Demonstrators demanded a permanent ban on lithium and boron mining, warning that the project jeopardizes agricultural land and public health due to potential pollution and the disruption of the ecosystem.
They gave the government a Saturday deadline – which already expired – to bar the exploration and exploitation of the material.
Vučić has emphasized that the project will abide by strict environmental safety protocols, while the government has said it will boost Serbia’s economy.
Lithium is a crucial raw material for electric vehicle batteries and is integral for the transition to zero-emission cars.
The Jadar Valley project – valued at $2.4 billion – could meet 90 percent of Europe’s current lithium needs and significantly reduce the continent’s reliance on imports from America and Asia.
Observers told Reuters that the plan could turn Rio Tinto into one of the world’s biggest lithium producers.
DISCOVERIES
I’m Speaking
One thing that makes humans human is our fast-paced conversation ability. Now, scientists have found chimpanzees have a similar trait.
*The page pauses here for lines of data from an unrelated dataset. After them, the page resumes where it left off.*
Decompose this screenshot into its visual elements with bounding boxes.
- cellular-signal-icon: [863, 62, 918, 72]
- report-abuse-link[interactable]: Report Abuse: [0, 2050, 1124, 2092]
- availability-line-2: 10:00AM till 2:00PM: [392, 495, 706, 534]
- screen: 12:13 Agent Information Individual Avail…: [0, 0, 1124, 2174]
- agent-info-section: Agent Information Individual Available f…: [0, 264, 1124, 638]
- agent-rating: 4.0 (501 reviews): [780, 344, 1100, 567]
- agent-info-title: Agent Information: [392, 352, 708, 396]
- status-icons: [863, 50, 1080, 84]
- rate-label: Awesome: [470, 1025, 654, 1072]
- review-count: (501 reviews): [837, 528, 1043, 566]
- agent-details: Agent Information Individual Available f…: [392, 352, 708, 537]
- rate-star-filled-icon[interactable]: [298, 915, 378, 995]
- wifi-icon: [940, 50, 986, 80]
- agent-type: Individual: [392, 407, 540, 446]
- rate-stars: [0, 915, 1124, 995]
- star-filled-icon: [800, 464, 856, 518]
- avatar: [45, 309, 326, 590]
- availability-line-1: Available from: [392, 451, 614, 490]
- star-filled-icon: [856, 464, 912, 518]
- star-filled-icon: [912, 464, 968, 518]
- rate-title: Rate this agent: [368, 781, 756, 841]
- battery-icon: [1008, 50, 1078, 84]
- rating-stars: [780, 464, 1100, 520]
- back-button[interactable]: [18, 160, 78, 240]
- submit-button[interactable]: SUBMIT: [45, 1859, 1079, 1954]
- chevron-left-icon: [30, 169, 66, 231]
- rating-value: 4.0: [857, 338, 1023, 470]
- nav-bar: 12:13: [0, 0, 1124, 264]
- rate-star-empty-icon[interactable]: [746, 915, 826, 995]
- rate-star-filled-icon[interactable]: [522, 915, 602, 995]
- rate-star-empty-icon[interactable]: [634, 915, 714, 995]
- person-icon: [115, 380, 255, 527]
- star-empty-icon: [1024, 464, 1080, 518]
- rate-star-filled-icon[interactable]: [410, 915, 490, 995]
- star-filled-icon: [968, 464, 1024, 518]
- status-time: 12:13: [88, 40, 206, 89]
A recent study discovered that chimps also took rapid turns to speak – not with words, but with hand gestures – sometimes even interrupting each other.
This could point to “deep evolutionary similarities (with humans) in how face-to-face conversations are structured,” Cat Hobaiter from the University of St Andrews told the BBC.
On average, there is a short, 200-millisecond moment of silence between the end of one human’s sentence and the beginning of the other’s response. That’s about the duration of a blink – so short that the second speaker does not even process the last word spoken by the first one.
But there are variations among humans, mainly due to cultural differences. A 2009 study found, for example, that the Japanese have the fastest turn-taking pace with just seven milliseconds, while Danes needed about 450 milliseconds to speak up.
“We still don’t know when these human conversational timing patterns evolved and for what reason,” said lead researcher Gal Badihi.
However, observing the same behavior among some of our closest cousins paves the way toward finding out.
In their research, Badihi, Hobaiter and their team recorded 8,500 gestures from 250 wild chimps in five East African communities.
Most of these gestures meant quick orders such as “stop it,” “follow me,” or “groom me.” The range of turn-taking times among the apes was wider than the humans’ Japanese-Danish spectrum: “The gaps ranged from interrupting the signaler 1,600 milliseconds before they finished their gesture, to taking 8,600 milliseconds to respond,” said Hobaiter.
The scientists also observed that some communities had slower exchanges than others.
“Chimpanzees use gestures in almost every aspect of their life,” Badihi told the Guardian, explaining that gestures helped mitigate conflict and foster companionship, with grooming as the hottest topic of conversation.
The researchers hope further studies will establish the origins of this turn-taking conversational behavior, and whether it exists in other species, such as whales and dolphins.